What a difference seven years makes.
In January 2004 Congresswoman Candy Miller traveled to Libya as part of a congressional delegation that marked the first official U.S. visit to Tripoli in decades. At that time, Miller was very hawkish regarding the Iraq war and the Bush Doctrine (anybody remember that?) and she wrote a daily diary – essentially a print blog – for The Macomb Daily as the lawmakers traveled around the Middle East.
Miller recounted that trip last week when she put out a press release condemning Moammar Gadhafi’s “unspeakable atrocities” against Libyans who are trying to overthrow him. But Miller’s memories of the trip took on a decidedly different tone than she displayed in 2004.
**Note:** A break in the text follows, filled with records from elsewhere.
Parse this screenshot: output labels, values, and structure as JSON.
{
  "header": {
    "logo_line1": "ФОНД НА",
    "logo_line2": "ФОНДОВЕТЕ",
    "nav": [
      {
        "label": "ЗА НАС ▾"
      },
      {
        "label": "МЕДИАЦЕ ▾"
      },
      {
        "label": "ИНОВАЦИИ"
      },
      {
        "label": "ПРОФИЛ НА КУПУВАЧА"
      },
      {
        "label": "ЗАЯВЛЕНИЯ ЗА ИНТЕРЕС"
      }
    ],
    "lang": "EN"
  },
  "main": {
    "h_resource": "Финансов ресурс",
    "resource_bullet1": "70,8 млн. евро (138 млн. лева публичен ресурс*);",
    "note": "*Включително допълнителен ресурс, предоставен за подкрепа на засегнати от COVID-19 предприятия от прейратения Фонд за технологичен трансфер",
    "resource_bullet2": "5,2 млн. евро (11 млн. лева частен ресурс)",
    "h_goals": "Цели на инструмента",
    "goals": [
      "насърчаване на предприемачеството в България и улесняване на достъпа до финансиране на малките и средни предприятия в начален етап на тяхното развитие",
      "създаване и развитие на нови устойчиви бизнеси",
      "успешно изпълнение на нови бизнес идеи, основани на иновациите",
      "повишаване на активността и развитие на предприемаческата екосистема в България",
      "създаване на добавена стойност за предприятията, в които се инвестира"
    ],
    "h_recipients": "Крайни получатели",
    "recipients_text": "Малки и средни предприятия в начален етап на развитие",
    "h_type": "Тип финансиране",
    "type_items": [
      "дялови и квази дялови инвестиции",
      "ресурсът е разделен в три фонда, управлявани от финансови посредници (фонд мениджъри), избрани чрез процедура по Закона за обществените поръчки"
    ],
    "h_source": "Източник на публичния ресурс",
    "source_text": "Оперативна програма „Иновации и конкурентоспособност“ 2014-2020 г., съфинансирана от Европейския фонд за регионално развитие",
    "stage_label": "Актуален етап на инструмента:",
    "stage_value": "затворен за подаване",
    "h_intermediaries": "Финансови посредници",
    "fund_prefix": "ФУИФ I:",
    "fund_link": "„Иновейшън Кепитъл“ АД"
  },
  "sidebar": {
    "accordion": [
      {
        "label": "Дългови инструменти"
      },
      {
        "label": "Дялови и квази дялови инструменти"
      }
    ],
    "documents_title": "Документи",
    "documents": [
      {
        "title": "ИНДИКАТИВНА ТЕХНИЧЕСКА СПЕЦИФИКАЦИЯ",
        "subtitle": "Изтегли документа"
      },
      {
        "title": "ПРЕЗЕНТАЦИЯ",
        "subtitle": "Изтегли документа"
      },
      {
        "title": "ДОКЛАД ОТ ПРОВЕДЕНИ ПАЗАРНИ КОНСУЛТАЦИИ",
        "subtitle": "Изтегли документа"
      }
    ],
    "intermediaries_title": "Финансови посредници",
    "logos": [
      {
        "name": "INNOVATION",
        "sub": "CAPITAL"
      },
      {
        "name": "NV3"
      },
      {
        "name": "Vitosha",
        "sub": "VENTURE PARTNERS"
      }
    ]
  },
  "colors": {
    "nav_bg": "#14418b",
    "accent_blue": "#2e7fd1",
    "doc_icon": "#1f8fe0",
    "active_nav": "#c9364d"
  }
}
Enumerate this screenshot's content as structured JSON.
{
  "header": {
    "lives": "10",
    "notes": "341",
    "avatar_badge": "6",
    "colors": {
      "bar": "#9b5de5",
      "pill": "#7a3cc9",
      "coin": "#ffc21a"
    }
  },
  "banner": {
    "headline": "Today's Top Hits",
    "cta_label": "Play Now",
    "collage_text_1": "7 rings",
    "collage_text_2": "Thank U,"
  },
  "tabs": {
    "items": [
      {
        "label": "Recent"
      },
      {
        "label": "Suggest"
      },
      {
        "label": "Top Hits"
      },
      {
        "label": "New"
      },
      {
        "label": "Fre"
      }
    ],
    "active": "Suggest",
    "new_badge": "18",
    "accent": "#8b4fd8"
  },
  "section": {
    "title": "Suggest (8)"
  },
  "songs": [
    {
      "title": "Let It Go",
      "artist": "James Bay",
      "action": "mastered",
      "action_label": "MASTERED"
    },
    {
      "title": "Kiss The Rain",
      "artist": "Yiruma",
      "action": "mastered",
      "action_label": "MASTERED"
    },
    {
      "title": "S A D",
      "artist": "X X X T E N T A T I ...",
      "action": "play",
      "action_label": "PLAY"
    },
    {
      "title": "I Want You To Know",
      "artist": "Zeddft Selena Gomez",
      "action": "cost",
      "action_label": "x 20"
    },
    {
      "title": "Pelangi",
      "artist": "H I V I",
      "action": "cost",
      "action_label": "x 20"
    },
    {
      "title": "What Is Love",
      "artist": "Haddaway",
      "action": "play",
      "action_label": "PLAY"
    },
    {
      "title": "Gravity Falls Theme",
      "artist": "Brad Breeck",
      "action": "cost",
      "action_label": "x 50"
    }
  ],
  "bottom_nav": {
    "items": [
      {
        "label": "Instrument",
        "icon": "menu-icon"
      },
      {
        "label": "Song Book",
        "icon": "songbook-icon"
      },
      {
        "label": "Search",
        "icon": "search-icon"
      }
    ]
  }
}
“Our delegation met with Col. Moammar Gahafi in his tent, in front of which was his bombed-out home left as a shrine with a gold statue of a fist crushing an American airplane,” she said last week. “We saw firsthand the dictatorial regime.”
But in her Jan. 27, 2004, dispatch to The Macomb Daily, Miller was hopeful that Gadhafi was a new man after (supposedly) surrendering his biological and chemical weapons and ending Libya’s nuclear program.
“I truly believe there is a sincere desire for peace and renewed relations between our two countries,” she wrote.
And here is how she summed up the meeting with the Libyan dictator: “It is my belief this opening is proof the Bush Doctrine is working. After our actions in Afghanistan and Iraq, the resolve of our nation to go after rogue states and stop their pursuit of the most dangerous weapons cannot be questioned.
“As we departed, I told Gadhafi that everything grows from a seed. Each of us can be a seed for hope, peace and a better future. It is my fervent hope that we can make that peaceful future a reality.”
I would say that sometime over the past two weeks Gadhafi crushed that seed in the dirt as he ordered his military to mow down the protesters.